Daily Pundit comments on a New York Sun article on the DDT panic that’s lead to millions of perfectly preventable malaria deaths. Here’s the part that he quotes:
[Pseudo]-science can be fatal. It’s estimated that since the ban of the insecticide DDT, more than 50 million people have died of malaria. A young aspiring journalist from the Bulls Head section of Staten Island is one of the latest victims. Akilah Amapindi, 23, contracted the disease while working as a radio intern in southern Africa.
… DDT was not a carcinogen. It did not harm humans. Indeed, it could be ingested. It was one of the most effective killers of disease-bearing mosquitoes.
Dr. Paul Müller, its inventor, was honored with the Nobel Prize in 1948.When it was introduced in Sri Lanka, cases of malaria dropped from 3 million in 1946 to just 29 in 1964. Five years after the DDT ban, the death rate had climbed back to more than a half-million a year.
I was still a teenager when “Silent Spring”was published,and all I knew at the time was that it was about bugs, so my interest level was nonexistent. But Rachel Carson has been lauded over the years as the matriarch of today’s militant environment movement.What is interesting to note is that many legitimate scientists have always condemned her book as a tissue of cleverly told lies designed to exclude any argument that challenged Carson’s conclusions.
J.Gordon Edwards was a professor of entomology at San Jose State University who testified in defense of DDT at hearings before the ban. He wrote an editorial in 1992 for 21st Century Science and Technology Magazine that was called “The Lies of Rachel Carson.” In it he pinpointed all of Carson’s deliberate obfuscations and faulty research, from the very beginning of “Silent Spring” to its end.
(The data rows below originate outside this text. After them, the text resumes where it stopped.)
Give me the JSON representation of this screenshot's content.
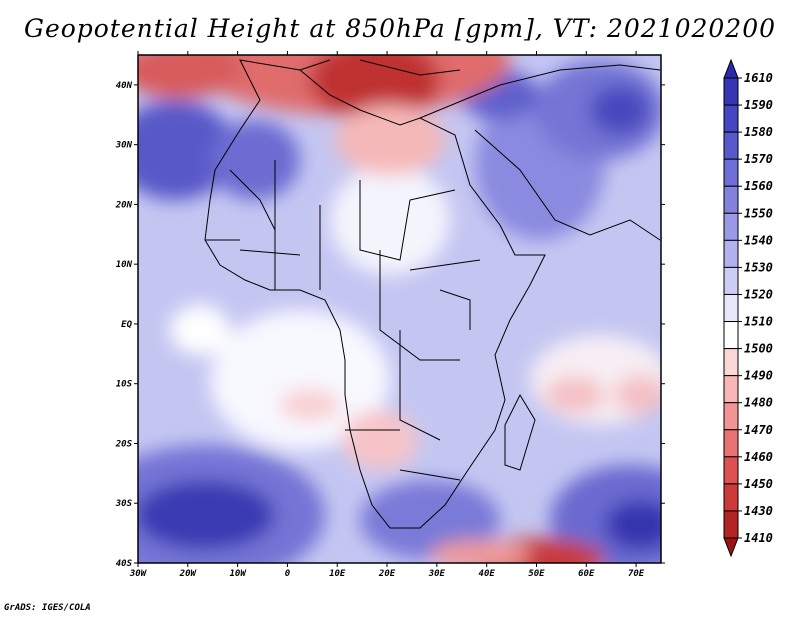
{
  "title": "Geopotential Height at 850hPa [gpm], VT: 2021020200",
  "credit": "GrADS: IGES/COLA",
  "map": {
    "lat_labels": [
      "40N",
      "30N",
      "20N",
      "10N",
      "EQ",
      "10S",
      "20S",
      "30S",
      "40S"
    ],
    "lon_labels": [
      "30W",
      "20W",
      "10W",
      "0",
      "10E",
      "20E",
      "30E",
      "40E",
      "50E",
      "60E",
      "70E"
    ],
    "lat_range": [
      -40,
      45
    ],
    "lon_range": [
      -30,
      75
    ]
  },
  "colorbar": {
    "levels": [
      "1610",
      "1590",
      "1580",
      "1570",
      "1560",
      "1550",
      "1540",
      "1530",
      "1520",
      "1510",
      "1500",
      "1490",
      "1480",
      "1470",
      "1460",
      "1450",
      "1430",
      "1410"
    ],
    "colors": [
      "#2a2aa8",
      "#3535b6",
      "#4646c2",
      "#5959cc",
      "#6e6ed6",
      "#8383de",
      "#9a9ae6",
      "#b2b2ee",
      "#cccdf5",
      "#e8e8fb",
      "#ffffff",
      "#fcd7d7",
      "#f8b6b6",
      "#f29494",
      "#e97272",
      "#dc5252",
      "#cc3a3a",
      "#b52424",
      "#9a1414"
    ]
  }
}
… Perhaps the best explanation for why junk scientists have so much success in promoting their hokum theories is that there are so many “intellectual morons” in the world of academia. An author, Daniel Flynn, in his latest nonfiction work, “Intellectual Morons — How Ideology Makes Smart People Fall for Stupid Ideas,” coined that term.
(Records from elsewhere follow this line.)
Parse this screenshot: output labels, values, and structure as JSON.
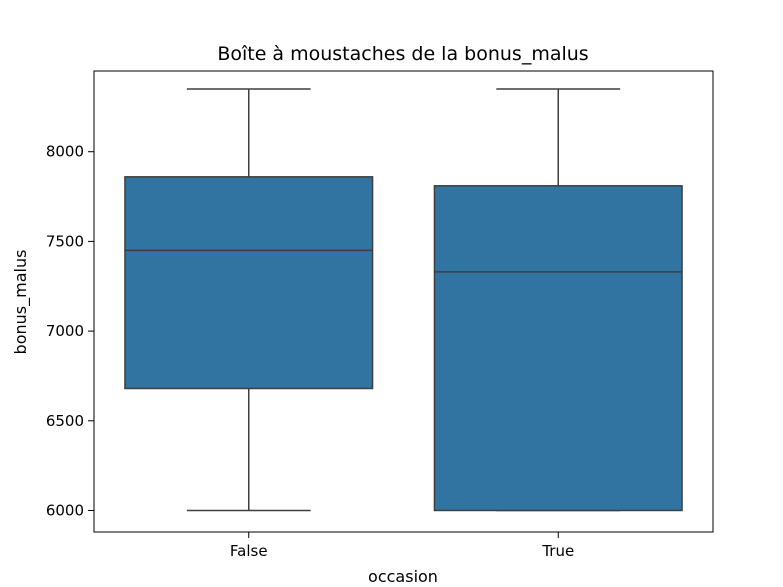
{
  "chart_data": {
    "type": "box",
    "title": "Boîte à moustaches de la bonus_malus",
    "xlabel": "occasion",
    "ylabel": "bonus_malus",
    "categories": [
      "False",
      "True"
    ],
    "boxes": [
      {
        "category": "False",
        "whisker_low": 6000,
        "q1": 6680,
        "median": 7450,
        "q3": 7860,
        "whisker_high": 8350
      },
      {
        "category": "True",
        "whisker_low": 6000,
        "q1": 6000,
        "median": 7330,
        "q3": 7810,
        "whisker_high": 8350
      }
    ],
    "yticks": [
      6000,
      6500,
      7000,
      7500,
      8000
    ],
    "ylim": [
      5880,
      8450
    ],
    "grid": false,
    "box_color": "#3274a1",
    "line_color": "#3f3f3f"
  }
}
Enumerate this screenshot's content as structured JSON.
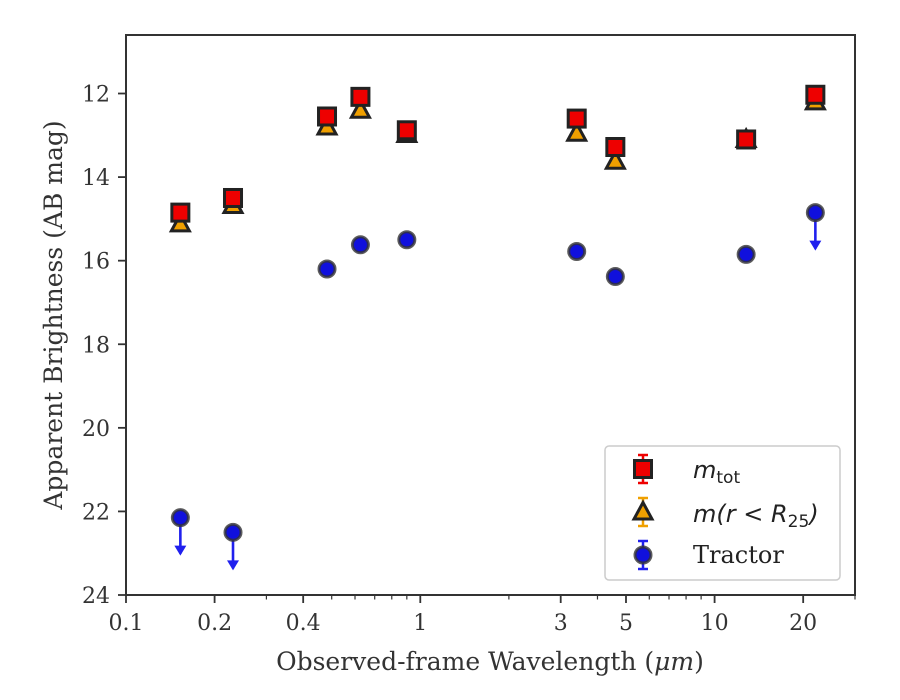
{
  "chart_data": {
    "type": "scatter",
    "xlabel_prefix": "Observed-frame Wavelength (",
    "xlabel_unit": "μm",
    "xlabel_suffix": ")",
    "ylabel": "Apparent Brightness (AB mag)",
    "x_scale": "log",
    "y_inverted": true,
    "xlim": [
      0.1,
      30
    ],
    "ylim": [
      24,
      10.6
    ],
    "x_ticks": [
      {
        "value": 0.1,
        "label": "0.1"
      },
      {
        "value": 0.2,
        "label": "0.2"
      },
      {
        "value": 0.4,
        "label": "0.4"
      },
      {
        "value": 1,
        "label": "1"
      },
      {
        "value": 3,
        "label": "3"
      },
      {
        "value": 5,
        "label": "5"
      },
      {
        "value": 10,
        "label": "10"
      },
      {
        "value": 20,
        "label": "20"
      }
    ],
    "y_ticks": [
      {
        "value": 12,
        "label": "12"
      },
      {
        "value": 14,
        "label": "14"
      },
      {
        "value": 16,
        "label": "16"
      },
      {
        "value": 18,
        "label": "18"
      },
      {
        "value": 20,
        "label": "20"
      },
      {
        "value": 22,
        "label": "22"
      },
      {
        "value": 24,
        "label": "24"
      }
    ],
    "grid": false,
    "legend_position": "lower-right",
    "series": [
      {
        "name": "m_tot",
        "legend": {
          "main": "m",
          "sub": "tot"
        },
        "marker": "square",
        "color": "#ee0000",
        "edge": "#222222",
        "errcolor": "#ee0000",
        "points": [
          {
            "x": 0.153,
            "y": 14.85
          },
          {
            "x": 0.231,
            "y": 14.5
          },
          {
            "x": 0.482,
            "y": 12.55
          },
          {
            "x": 0.626,
            "y": 12.08
          },
          {
            "x": 0.9,
            "y": 12.88
          },
          {
            "x": 3.4,
            "y": 12.6
          },
          {
            "x": 4.6,
            "y": 13.28
          },
          {
            "x": 12.8,
            "y": 13.1
          },
          {
            "x": 22.0,
            "y": 12.03
          }
        ]
      },
      {
        "name": "m(r < R_25)",
        "legend": {
          "pre": "m(r",
          "lt": " < ",
          "R": "R",
          "sub": "25",
          "post": ")"
        },
        "marker": "triangle",
        "color": "#f0a000",
        "edge": "#222222",
        "errcolor": "#f0a000",
        "points": [
          {
            "x": 0.153,
            "y": 15.12
          },
          {
            "x": 0.231,
            "y": 14.68
          },
          {
            "x": 0.482,
            "y": 12.8
          },
          {
            "x": 0.626,
            "y": 12.4
          },
          {
            "x": 0.9,
            "y": 12.98
          },
          {
            "x": 3.4,
            "y": 12.95
          },
          {
            "x": 4.6,
            "y": 13.62
          },
          {
            "x": 12.8,
            "y": 13.1
          },
          {
            "x": 22.0,
            "y": 12.2
          }
        ]
      },
      {
        "name": "Tractor",
        "legend": {
          "main": "Tractor"
        },
        "marker": "circle",
        "color": "#1010dd",
        "edge": "#333333",
        "errcolor": "#2020ee",
        "points": [
          {
            "x": 0.153,
            "y": 22.15,
            "upper_limit": true
          },
          {
            "x": 0.231,
            "y": 22.5,
            "upper_limit": true
          },
          {
            "x": 0.482,
            "y": 16.2
          },
          {
            "x": 0.626,
            "y": 15.62
          },
          {
            "x": 0.9,
            "y": 15.5
          },
          {
            "x": 3.4,
            "y": 15.78
          },
          {
            "x": 4.6,
            "y": 16.38
          },
          {
            "x": 12.8,
            "y": 15.85
          },
          {
            "x": 22.0,
            "y": 14.85,
            "upper_limit": true
          }
        ]
      }
    ]
  }
}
The malaria scandal is a great example of people who mean well doing bad things because they’re too swept-up in the feeling of righteousness.
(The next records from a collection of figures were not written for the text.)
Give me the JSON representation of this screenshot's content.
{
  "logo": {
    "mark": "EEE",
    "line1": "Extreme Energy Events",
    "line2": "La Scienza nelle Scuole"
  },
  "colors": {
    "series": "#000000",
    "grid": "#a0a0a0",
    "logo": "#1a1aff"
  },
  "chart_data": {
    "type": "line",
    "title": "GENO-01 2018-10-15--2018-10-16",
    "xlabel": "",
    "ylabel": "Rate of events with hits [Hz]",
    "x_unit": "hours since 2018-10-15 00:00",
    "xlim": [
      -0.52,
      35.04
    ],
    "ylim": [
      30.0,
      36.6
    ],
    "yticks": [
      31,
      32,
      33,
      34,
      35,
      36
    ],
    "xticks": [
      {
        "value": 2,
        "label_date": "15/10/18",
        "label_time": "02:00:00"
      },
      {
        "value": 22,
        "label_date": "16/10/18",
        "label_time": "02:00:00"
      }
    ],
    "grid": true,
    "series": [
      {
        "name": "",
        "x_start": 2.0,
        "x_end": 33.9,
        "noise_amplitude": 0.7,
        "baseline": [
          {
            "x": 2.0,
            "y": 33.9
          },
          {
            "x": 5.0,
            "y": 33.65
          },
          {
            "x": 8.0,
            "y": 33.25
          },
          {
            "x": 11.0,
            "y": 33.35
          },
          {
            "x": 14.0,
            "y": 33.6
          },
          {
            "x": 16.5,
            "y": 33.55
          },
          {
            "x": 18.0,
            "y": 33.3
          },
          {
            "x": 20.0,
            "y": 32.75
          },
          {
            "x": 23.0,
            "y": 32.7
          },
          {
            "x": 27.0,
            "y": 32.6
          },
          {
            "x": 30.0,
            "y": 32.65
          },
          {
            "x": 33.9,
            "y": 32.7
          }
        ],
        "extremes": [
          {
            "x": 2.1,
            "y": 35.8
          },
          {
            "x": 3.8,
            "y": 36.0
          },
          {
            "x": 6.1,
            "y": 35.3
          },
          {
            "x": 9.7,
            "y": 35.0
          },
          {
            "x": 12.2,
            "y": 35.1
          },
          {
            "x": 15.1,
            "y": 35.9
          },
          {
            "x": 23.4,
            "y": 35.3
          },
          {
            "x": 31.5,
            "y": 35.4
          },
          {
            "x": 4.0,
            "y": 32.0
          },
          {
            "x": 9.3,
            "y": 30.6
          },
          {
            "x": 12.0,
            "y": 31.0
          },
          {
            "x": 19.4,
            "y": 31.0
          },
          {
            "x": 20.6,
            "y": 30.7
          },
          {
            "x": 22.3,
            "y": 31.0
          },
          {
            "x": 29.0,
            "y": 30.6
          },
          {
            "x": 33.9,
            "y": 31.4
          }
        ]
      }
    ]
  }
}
UPDATE: Commenters point out that Rachel Carson has arguably killed more people than Stalin. See the DDT FAQ here and this comment:
Communism did kill, Courtois and his fellow historians demonstrate, with ruthless efficiency: 25 million in Russia during the Bolshevik and Stalinist eras, perhaps 65 million in China under the eyes of Mao Zedong, 2 million in Cambodia, millions more Africa, Eastern Europe, and Latin America–an astonishingly high toll of victims. This freely expressed penchant for homicide, Courtois maintains, was no accident, but an integral trait of a philosophy, and a practical politics, that promised to erase class distinctions by erasing classes and the living humans that populated them.
Carson will soon catch up with Mao, the biggest mass killer of all time.
I was at the visitor center in Yosemite Valley last week where I noticed a nice display about all of the damage done by DDT.
I had to explain to my son that this was not a scientific statement but really a religious one.